A disputa pelo "apadrinhamento" do presidente Luiz Inácio Lula da Silva esteve presente em todos os blocos do debate. No primeiro bloco, João Henrique lembrou que seu partido, o PMDB, é a sustentação do governo. "O PMDB é esse partido forte, robusto, que sustenta o governo. Quando o presidente Lula deu preferência à nossa candidatura, eles entraram em desespero, ficaram enciumados", provocou o atual prefeito, que tenta a reeleição.

Pinheiro devolveu. "O presidente Lula tem demonstrado sua confiança, quando nos chama para discutir as propostas para a cidade. Isso tem acontecido nas obras do PAC (Plano de Aceleração do Crescimento), no Bolsa família. Aliás, muita gente, que hoje o apóia foi contra o Bolsa Família", alfinetou Pinheiro, referindo-se a Antônio Carlos Magalhães Neto (DEM), candidato derrotado no primeiro turno e que declarou seu apoio a João Henrique.

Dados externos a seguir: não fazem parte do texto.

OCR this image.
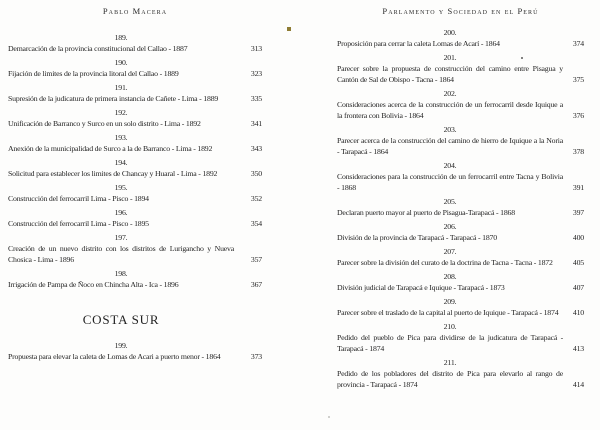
Pablo Macera
189.
Demarcación de la provincia constitucional del Callao - 1887	313
190.
Fijación de limites de la provincia litoral del Callao - 1889	323
191.
Supresión de la judicatura de primera instancia de Cañete - Lima - 1889	335
192.
Unificación de Barranco y Surco en un solo distrito - Lima - 1892	341
193.
Anexión de la municipalidad de Surco a la de Barranco - Lima - 1892	343
194.
Solicitud para establecer los limites de Chancay y Huaral - Lima - 1892	350
195.
Construcción del ferrocarril Lima - Pisco - 1894	352
196.
Construcción del ferrocarril Lima - Pisco - 1895	354
197.
Creación de un nuevo distrito con los distritos de Lurigancho y Nueva Chosica - Lima - 1896	357
198.
Irrigación de Pampa de Ñoco en Chincha Alta - Ica - 1896	367
COSTA SUR
199.
Propuesta para elevar la caleta de Lomas de Acari a puerto menor - 1864	373
Parlamento y Sociedad en el Perú
200.
Proposición para cerrar la caleta Lomas de Acarí - 1864	374
201.
Parecer sobre la propuesta de construcción del camino entre Pisagua y Cantón de Sal de Obispo - Tacna - 1864	375
202.
Consideraciones acerca de la construcción de un ferrocarril desde Iquique a la frontera con Bolivia - 1864	376
203.
Parecer acerca de la construcción del camino de hierro de Iquique a la Noria - Tarapacá - 1864	378
204.
Consideraciones para la construcción de un ferrocarril entre Tacna y Bolivia - 1868	391
205.
Declaran puerto mayor al puerto de Pisagua-Tarapacá - 1868	397
206.
División de la provincia de Tarapacá - Tarapacá - 1870	400
207.
Parecer sobre la división del curato de la doctrina de Tacna - Tacna - 1872	405
208.
División judicial de Tarapacá e Iquique - Tarapacá - 1873	407
209.
Parecer sobre el traslado de la capital al puerto de Iquique - Tarapacá - 1874	410
210.
Pedido del pueblo de Pica para dividirse de la judicatura de Tarapacá - Tarapacá - 1874	413
211.
Pedido de los pobladores del distrito de Pica para elevarlo al rango de provincia - Tarapacá - 1874	414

No segundo bloco, a disputa pela imagem de Lula veio de forma mais explícita, na pergunta feita pelo prefeito: "O presidente Lula gravou 94 mensagens personalizadas para candidatos do PT, inclusive na Bahia. Por que não gravou mensagem de apoio especificamente falando o nome do senhor?", questionou.

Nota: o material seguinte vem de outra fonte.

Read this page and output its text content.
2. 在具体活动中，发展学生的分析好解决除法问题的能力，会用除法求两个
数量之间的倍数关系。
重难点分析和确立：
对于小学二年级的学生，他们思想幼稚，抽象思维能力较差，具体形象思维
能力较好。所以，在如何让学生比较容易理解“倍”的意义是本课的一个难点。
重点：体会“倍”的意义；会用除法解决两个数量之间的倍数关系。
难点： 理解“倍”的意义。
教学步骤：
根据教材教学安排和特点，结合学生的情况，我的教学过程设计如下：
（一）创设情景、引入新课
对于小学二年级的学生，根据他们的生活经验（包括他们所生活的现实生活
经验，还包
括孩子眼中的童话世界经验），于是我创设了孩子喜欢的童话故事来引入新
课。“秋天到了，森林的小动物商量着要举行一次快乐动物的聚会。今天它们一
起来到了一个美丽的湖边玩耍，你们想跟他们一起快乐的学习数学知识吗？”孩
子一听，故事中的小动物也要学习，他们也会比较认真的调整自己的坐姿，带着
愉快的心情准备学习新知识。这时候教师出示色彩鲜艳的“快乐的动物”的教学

O petista respondeu: "O presidente Lula mais que gravou mensagem. Ele está inserido no nosso programa. A nossa relação não é de propaganda, não é só para campanha. Tanto é que fui escolhido como vice-líder do seu governo. Conheço toda a estrutura do Orçamento. Tenho experiência em Brasília".

Outro traço do debate foi a crítica feita por Pinheiro de que o prefeito João Henrique tem o hábito de colocar a culpa nos outros pelas obras e dos projetos não realizados em Salvador. Essa idéia foi repetida nove vezes pelo candidato petista que, durante a campanha, disse que João Henrique começou a realizar as obras nos últimos quatro meses antes da campanha. "Deve ser peculiar do candidato botar a culpa nos outros", comentou o petista.

João Henrique destacou que o PT esteve em seu governo até abril deste ano e, portanto, não teria o direito de dizer que os projetos não caminharam. Em certo momento, o prefeito usou de ironia: "Eu só posso dar risada. Eles (os petistas) ficaram 40 meses no meu governo. Saíram por interesse eleitoreiro, para disputar eleição. Ocuparam quatro secretarias e mais de 200 cargos de confiança. E eu, tinha total confiança. O senhor me ajudou, sim. Mas assuma também as coisas ruins. As coisas ruins na gestão do PT. Foram poucas, mas aconteceram, estamos até hoje tentando recuperar", disse o prefeito.